Pavlow began work as a child actress with John Gielgud and the Shakespeare Memorial Theatre in Stratford-upon-Avon. She started acting at an early age and her first, brief, film appearance came at the age of 13 in the Gracie Fields morale-boosting musical Sing As We Go (1934).
In December 1937, at sixteen, she played the role of Gretel in a BBC Television production of Hansel and Gretel,[3] a pioneer BBC television broadcast. She was able to claim, when in her 90s, that she had made the earliest TV appearance of anyone living.[4]
This was followed by a role as a young girl in Dodie Smith's Dear Octopus (1938), with John Gielgud and Marie Tempest at the Queen's theatre, London.
During the Second World War, she was in ENSA and also made the crossover from theatre to screen.[5] In 1941 she starred in John Van Druten's play Old Acquaintance in the West End.
Pavlow's film roles include Maria, the young Maltese woman, in Malta Story (1953),[6] with Alec Guinness; Joy, the girlfriend of Simon Sparrow, in Doctor in the House (1954) and Thelma Bader, the wife of the fighter pilot Douglas Bader (played by Kenneth More) in Reach for the Sky (1956).
She co-starred on stage with Derek Farr in Odd Man In in 1957 and a Kenneth Horne comedy, Wolf's Clothing, in 1959. She made two trips to Australia, first in 1959–60, touring in Odd Man In, and secondly in 1964–65, again with Farr.[7] She played the daughter of an irascible curmudgeon (played by fellow Doctor in the House cast member, James Robertson Justice) in Murder, She Said (1961).
Later, offers of work in film dried up, but Pavlow continued to pursue her theatrical career. In the 1954–55 season, as a member of the Royal Shakespeare Company at Stratford-upon-Avon, she played the two Biancas in Othello and The Taming of the Shrew, Titania in A Midsummer Night's Dream and Cressida in Troilus and Cressida.[7]
Other plays included her Critics' Choice portrayal of Miss Marple at the Vaudeville and Murder in the Vicarage at the Fortune Theatre in 1979. She appeared in Terence Rattigan's In Praise of Love in South Africa and again during 1974-1975 for performances at the Theatre Royal, Windsor. Another notable appearance was her quietly dignified portrayal of Madame de Rosemond in 'Les Liaisons Dangereuses' at the English Theatre of Vienna in 2003. She also appeared on television in character roles, including Queen Victoria in The Ravelled Thread (1978), in addition to small parts on popular TV series' including The Bill, House of Cards, Men Behaving Badly and Black Books.[7]

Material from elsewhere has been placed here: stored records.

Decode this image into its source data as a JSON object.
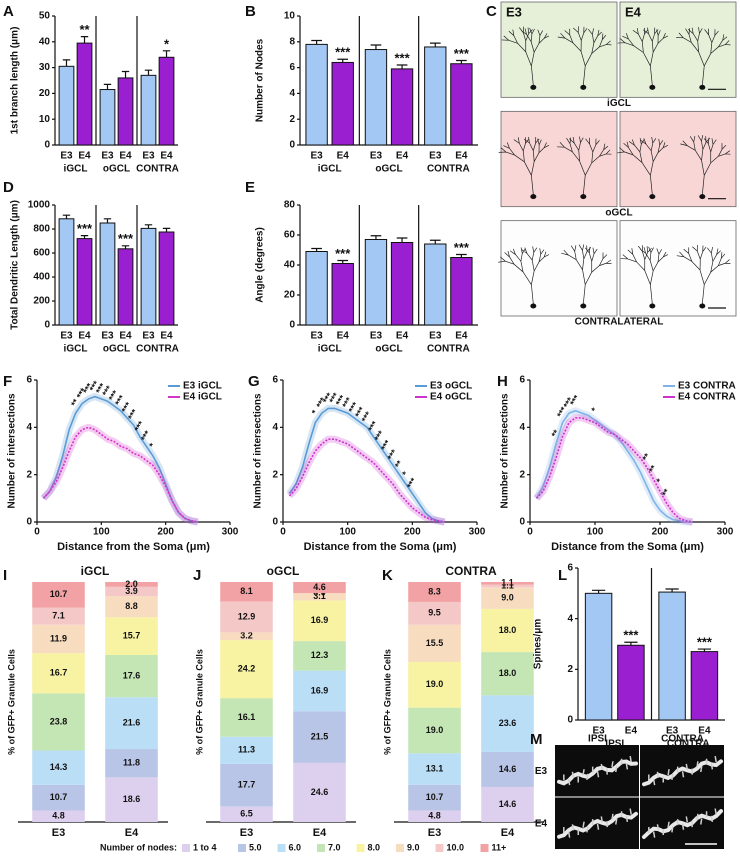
{
  "chart_data": [
    {
      "type": "bar",
      "panel": "A",
      "ylabel": "1st branch length (μm)",
      "ylim": [
        0,
        50
      ],
      "yticks": [
        0,
        10,
        20,
        30,
        40,
        50
      ],
      "categories": [
        "iGCL",
        "oGCL",
        "CONTRA"
      ],
      "series": [
        {
          "name": "E3",
          "color": "#a4c8f4",
          "values": [
            30.5,
            21.5,
            27
          ],
          "errors": [
            2.5,
            2,
            2
          ],
          "significance": [
            null,
            null,
            null
          ]
        },
        {
          "name": "E4",
          "color": "#9a1fd1",
          "values": [
            39.5,
            26,
            34
          ],
          "errors": [
            2.5,
            2.5,
            2.5
          ],
          "significance": [
            "**",
            null,
            "*"
          ]
        }
      ]
    },
    {
      "type": "bar",
      "panel": "B",
      "ylabel": "Number of Nodes",
      "ylim": [
        0,
        10
      ],
      "yticks": [
        0,
        2,
        4,
        6,
        8,
        10
      ],
      "categories": [
        "iGCL",
        "oGCL",
        "CONTRA"
      ],
      "series": [
        {
          "name": "E3",
          "color": "#a4c8f4",
          "values": [
            7.8,
            7.4,
            7.6
          ],
          "errors": [
            0.3,
            0.35,
            0.3
          ],
          "significance": [
            null,
            null,
            null
          ]
        },
        {
          "name": "E4",
          "color": "#9a1fd1",
          "values": [
            6.4,
            5.9,
            6.3
          ],
          "errors": [
            0.25,
            0.3,
            0.25
          ],
          "significance": [
            "***",
            "***",
            "***"
          ]
        }
      ]
    },
    {
      "type": "image",
      "panel": "C",
      "columns": [
        "E3",
        "E4"
      ],
      "rows": [
        "iGCL",
        "oGCL",
        "CONTRALATERAL"
      ]
    },
    {
      "type": "bar",
      "panel": "D",
      "ylabel": "Total Dendritic Length (μm)",
      "ylim": [
        0,
        1000
      ],
      "yticks": [
        0,
        200,
        400,
        600,
        800,
        1000
      ],
      "categories": [
        "iGCL",
        "oGCL",
        "CONTRA"
      ],
      "series": [
        {
          "name": "E3",
          "color": "#a4c8f4",
          "values": [
            885,
            850,
            805
          ],
          "errors": [
            30,
            35,
            30
          ],
          "significance": [
            null,
            null,
            null
          ]
        },
        {
          "name": "E4",
          "color": "#9a1fd1",
          "values": [
            720,
            635,
            775
          ],
          "errors": [
            25,
            25,
            30
          ],
          "significance": [
            "***",
            "***",
            null
          ]
        }
      ]
    },
    {
      "type": "bar",
      "panel": "E",
      "ylabel": "Angle (degrees)",
      "ylim": [
        0,
        80
      ],
      "yticks": [
        0,
        20,
        40,
        60,
        80
      ],
      "categories": [
        "iGCL",
        "oGCL",
        "CONTRA"
      ],
      "series": [
        {
          "name": "E3",
          "color": "#a4c8f4",
          "values": [
            49,
            57,
            54
          ],
          "errors": [
            2,
            2.5,
            2.5
          ],
          "significance": [
            null,
            null,
            null
          ]
        },
        {
          "name": "E4",
          "color": "#9a1fd1",
          "values": [
            41,
            55,
            45
          ],
          "errors": [
            2,
            3,
            2
          ],
          "significance": [
            "***",
            null,
            "***"
          ]
        }
      ]
    },
    {
      "type": "line",
      "panel": "F",
      "xlabel": "Distance from the Soma (μm)",
      "ylabel": "Number of intersections",
      "xlim": [
        0,
        300
      ],
      "xticks": [
        0,
        100,
        200,
        300
      ],
      "ylim": [
        0,
        6
      ],
      "yticks": [
        0,
        2,
        4,
        6
      ],
      "legend": "upper right",
      "x": [
        10,
        20,
        30,
        40,
        50,
        60,
        70,
        80,
        90,
        100,
        110,
        120,
        130,
        140,
        150,
        160,
        170,
        180,
        190,
        200,
        210,
        220,
        230,
        240,
        250
      ],
      "series": [
        {
          "name": "E3 iGCL",
          "color": "#5b9bd5",
          "values": [
            1.0,
            1.3,
            1.9,
            2.8,
            3.9,
            4.6,
            5.0,
            5.2,
            5.3,
            5.2,
            5.1,
            4.9,
            4.7,
            4.4,
            4.1,
            3.6,
            3.2,
            2.8,
            2.3,
            1.6,
            0.9,
            0.4,
            0.15,
            0.05,
            0
          ]
        },
        {
          "name": "E4 iGCL",
          "color": "#d633c8",
          "values": [
            1.0,
            1.3,
            1.7,
            2.3,
            3.0,
            3.6,
            3.9,
            4.0,
            3.9,
            3.7,
            3.5,
            3.4,
            3.2,
            3.1,
            2.9,
            2.8,
            2.6,
            2.4,
            2.0,
            1.5,
            0.9,
            0.4,
            0.15,
            0.05,
            0
          ]
        }
      ],
      "significance": [
        null,
        null,
        null,
        null,
        null,
        "**",
        "***",
        "***",
        "***",
        "***",
        "***",
        "***",
        "***",
        "***",
        "***",
        "***",
        "***",
        "*",
        null,
        null,
        null,
        null,
        null,
        null,
        null
      ]
    },
    {
      "type": "line",
      "panel": "G",
      "xlabel": "Distance from the Soma (μm)",
      "ylabel": "Number of intersections",
      "xlim": [
        0,
        300
      ],
      "xticks": [
        0,
        100,
        200,
        300
      ],
      "ylim": [
        0,
        6
      ],
      "yticks": [
        0,
        2,
        4,
        6
      ],
      "legend": "upper right",
      "x": [
        10,
        20,
        30,
        40,
        50,
        60,
        70,
        80,
        90,
        100,
        110,
        120,
        130,
        140,
        150,
        160,
        170,
        180,
        190,
        200,
        210,
        220,
        230,
        240,
        250
      ],
      "series": [
        {
          "name": "E3 oGCL",
          "color": "#5b9bd5",
          "values": [
            1.2,
            1.6,
            2.3,
            3.3,
            4.2,
            4.6,
            4.8,
            4.8,
            4.7,
            4.6,
            4.4,
            4.2,
            4.0,
            3.6,
            3.2,
            2.8,
            2.4,
            2.0,
            1.6,
            1.2,
            0.8,
            0.4,
            0.15,
            0.05,
            0
          ]
        },
        {
          "name": "E4 oGCL",
          "color": "#cc33cc",
          "values": [
            1.1,
            1.4,
            1.9,
            2.5,
            3.0,
            3.3,
            3.5,
            3.5,
            3.4,
            3.3,
            3.1,
            2.9,
            2.7,
            2.5,
            2.2,
            1.9,
            1.6,
            1.2,
            0.9,
            0.6,
            0.4,
            0.2,
            0.1,
            0.05,
            0
          ]
        }
      ],
      "significance": [
        null,
        null,
        null,
        null,
        "*",
        "***",
        "***",
        "***",
        "***",
        "***",
        "***",
        "***",
        "***",
        "***",
        "***",
        "***",
        "***",
        "**",
        "*",
        "***",
        null,
        null,
        null,
        null,
        null
      ]
    },
    {
      "type": "line",
      "panel": "H",
      "xlabel": "Distance from the Soma (μm)",
      "ylabel": "Number of intersections",
      "xlim": [
        0,
        300
      ],
      "xticks": [
        0,
        100,
        200,
        300
      ],
      "ylim": [
        0,
        6
      ],
      "yticks": [
        0,
        2,
        4,
        6
      ],
      "legend": "upper right",
      "x": [
        10,
        20,
        30,
        40,
        50,
        60,
        70,
        80,
        90,
        100,
        110,
        120,
        130,
        140,
        150,
        160,
        170,
        180,
        190,
        200,
        210,
        220,
        230,
        240,
        250
      ],
      "series": [
        {
          "name": "E3 CONTRA",
          "color": "#7fb3e8",
          "values": [
            1.0,
            1.5,
            2.3,
            3.3,
            4.2,
            4.6,
            4.7,
            4.6,
            4.5,
            4.3,
            4.1,
            3.9,
            3.7,
            3.4,
            3.0,
            2.6,
            2.1,
            1.5,
            0.9,
            0.5,
            0.25,
            0.1,
            0.05,
            0,
            0
          ]
        },
        {
          "name": "E4 CONTRA",
          "color": "#cc33cc",
          "values": [
            1.0,
            1.3,
            1.9,
            2.7,
            3.6,
            4.2,
            4.4,
            4.4,
            4.3,
            4.2,
            4.0,
            3.8,
            3.7,
            3.5,
            3.3,
            3.0,
            2.7,
            2.3,
            1.8,
            1.3,
            0.8,
            0.4,
            0.15,
            0.05,
            0
          ]
        }
      ],
      "significance": [
        null,
        null,
        null,
        "**",
        "***",
        "***",
        "***",
        null,
        null,
        "*",
        null,
        null,
        null,
        null,
        null,
        null,
        null,
        "**",
        "**",
        "*",
        "**",
        null,
        null,
        null,
        null
      ]
    },
    {
      "type": "stacked_bar",
      "panel": "I",
      "title": "iGCL",
      "ylabel": "% of GFP+ Granule Cells",
      "categories": [
        "E3",
        "E4"
      ],
      "series": [
        {
          "values": [
            4.8,
            18.6
          ],
          "value_labels": [
            "4.8",
            "18.6"
          ]
        },
        {
          "values": [
            10.7,
            11.8
          ],
          "value_labels": [
            "10.7",
            "11.8"
          ]
        },
        {
          "values": [
            14.3,
            21.6
          ],
          "value_labels": [
            "14.3",
            "21.6"
          ]
        },
        {
          "values": [
            23.8,
            17.6
          ],
          "value_labels": [
            "23.8",
            "17.6"
          ]
        },
        {
          "values": [
            16.7,
            15.7
          ],
          "value_labels": [
            "16.7",
            "15.7"
          ]
        },
        {
          "values": [
            11.9,
            8.8
          ],
          "value_labels": [
            "11.9",
            "8.8"
          ]
        },
        {
          "values": [
            7.1,
            3.9
          ],
          "value_labels": [
            "7.1",
            "3.9"
          ]
        },
        {
          "values": [
            10.7,
            2.0
          ],
          "value_labels": [
            "10.7",
            "2.0"
          ]
        }
      ]
    },
    {
      "type": "stacked_bar",
      "panel": "J",
      "title": "oGCL",
      "ylabel": "% of GFP+ Granule Cells",
      "categories": [
        "E3",
        "E4"
      ],
      "series": [
        {
          "values": [
            6.5,
            24.6
          ],
          "value_labels": [
            "6.5",
            "24.6"
          ]
        },
        {
          "values": [
            17.7,
            21.5
          ],
          "value_labels": [
            "17.7",
            "21.5"
          ]
        },
        {
          "values": [
            11.3,
            16.9
          ],
          "value_labels": [
            "11.3",
            "16.9"
          ]
        },
        {
          "values": [
            16.1,
            12.3
          ],
          "value_labels": [
            "16.1",
            "12.3"
          ]
        },
        {
          "values": [
            24.2,
            16.9
          ],
          "value_labels": [
            "24.2",
            "16.9"
          ]
        },
        {
          "values": [
            3.2,
            3.1
          ],
          "value_labels": [
            "3.2",
            "3.1"
          ]
        },
        {
          "values": [
            12.9,
            0.0
          ],
          "value_labels": [
            "12.9",
            "0.0"
          ]
        },
        {
          "values": [
            8.1,
            4.6
          ],
          "value_labels": [
            "8.1",
            "4.6"
          ]
        }
      ]
    },
    {
      "type": "stacked_bar",
      "panel": "K",
      "title": "CONTRA",
      "ylabel": "% of GFP+ Granule Cells",
      "categories": [
        "E3",
        "E4"
      ],
      "series": [
        {
          "values": [
            4.8,
            14.6
          ],
          "value_labels": [
            "4.8",
            "14.6"
          ]
        },
        {
          "values": [
            10.7,
            14.6
          ],
          "value_labels": [
            "10.7",
            "14.6"
          ]
        },
        {
          "values": [
            13.1,
            23.6
          ],
          "value_labels": [
            "13.1",
            "23.6"
          ]
        },
        {
          "values": [
            19.0,
            18.0
          ],
          "value_labels": [
            "19.0",
            "18.0"
          ]
        },
        {
          "values": [
            19.0,
            18.0
          ],
          "value_labels": [
            "19.0",
            "18.0"
          ]
        },
        {
          "values": [
            15.5,
            9.0
          ],
          "value_labels": [
            "15.5",
            "9.0"
          ]
        },
        {
          "values": [
            9.5,
            1.1
          ],
          "value_labels": [
            "9.5",
            "1.1"
          ]
        },
        {
          "values": [
            8.3,
            1.1
          ],
          "value_labels": [
            "8.3",
            "1.1"
          ]
        }
      ]
    },
    {
      "type": "bar",
      "panel": "L",
      "ylabel": "Spines/μm",
      "ylim": [
        0,
        6
      ],
      "yticks": [
        0,
        2,
        4,
        6
      ],
      "categories": [
        "IPSI",
        "CONTRA"
      ],
      "series": [
        {
          "name": "E3",
          "color": "#a4c8f4",
          "values": [
            5.0,
            5.05
          ],
          "errors": [
            0.12,
            0.12
          ],
          "significance": [
            null,
            null
          ]
        },
        {
          "name": "E4",
          "color": "#9a1fd1",
          "values": [
            2.95,
            2.7
          ],
          "errors": [
            0.12,
            0.1
          ],
          "significance": [
            "***",
            "***"
          ]
        }
      ]
    },
    {
      "type": "image",
      "panel": "M",
      "columns": [
        "IPSI",
        "CONTRA"
      ],
      "rows": [
        "E3",
        "E4"
      ]
    }
  ],
  "node_legend": {
    "title": "Number of nodes:",
    "items": [
      {
        "name": "1 to 4",
        "color": "#ddd0ee"
      },
      {
        "name": "5.0",
        "color": "#b9c5e6"
      },
      {
        "name": "6.0",
        "color": "#b9def6"
      },
      {
        "name": "7.0",
        "color": "#c4e6b4"
      },
      {
        "name": "8.0",
        "color": "#f7f3a2"
      },
      {
        "name": "9.0",
        "color": "#f8dcc0"
      },
      {
        "name": "10.0",
        "color": "#f5c8c8"
      },
      {
        "name": "11+",
        "color": "#f2a2a4"
      }
    ]
  }
}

She made many TV appearances over the years, notably making a cameo appearance as Queen Victoria in Southern Television's The Ravelled Thread (1980). She appeared in the original House of Cards political trilogy ("The Final Cut", 1995) lobbying the Prime Minister as an Age Concern campaigner, the serial Belonging (2004), starring Brenda Blethyn and was interviewed for the documentary series on BBC Two, British Film Forever. In 2007, she guest-starred in the audio play Sapphire and Steel: Cruel Immortality and had a cameo in Glorious 39 (2009).
At a British Film Institute career interview in 2009, she chose Reach for the Sky (1956) as the film she most wanted to be representative of her acting work. She had read Paul Brickhill's biography of aviation hero Douglas Bader and had pursued the role of his wife Thelma.[8]
Pavlow married actor Derek Farr in 1947. They met in 1941 during the shooting of Quiet Wedding and again at the set of The Shop at Sly Corner in 1947. Their maid of honour was Glynis Johns, with whom they had both performed in Quiet Wedding.[9] They had no children and remained married until his death in 1986.[5] She is survived by three nieces and two nephews.[4]
Pavlow was inducted into the actors' care home and charity Denville Hall and was active on its management committee. She lived there before a short illness that resulted in her death aged 97.[10]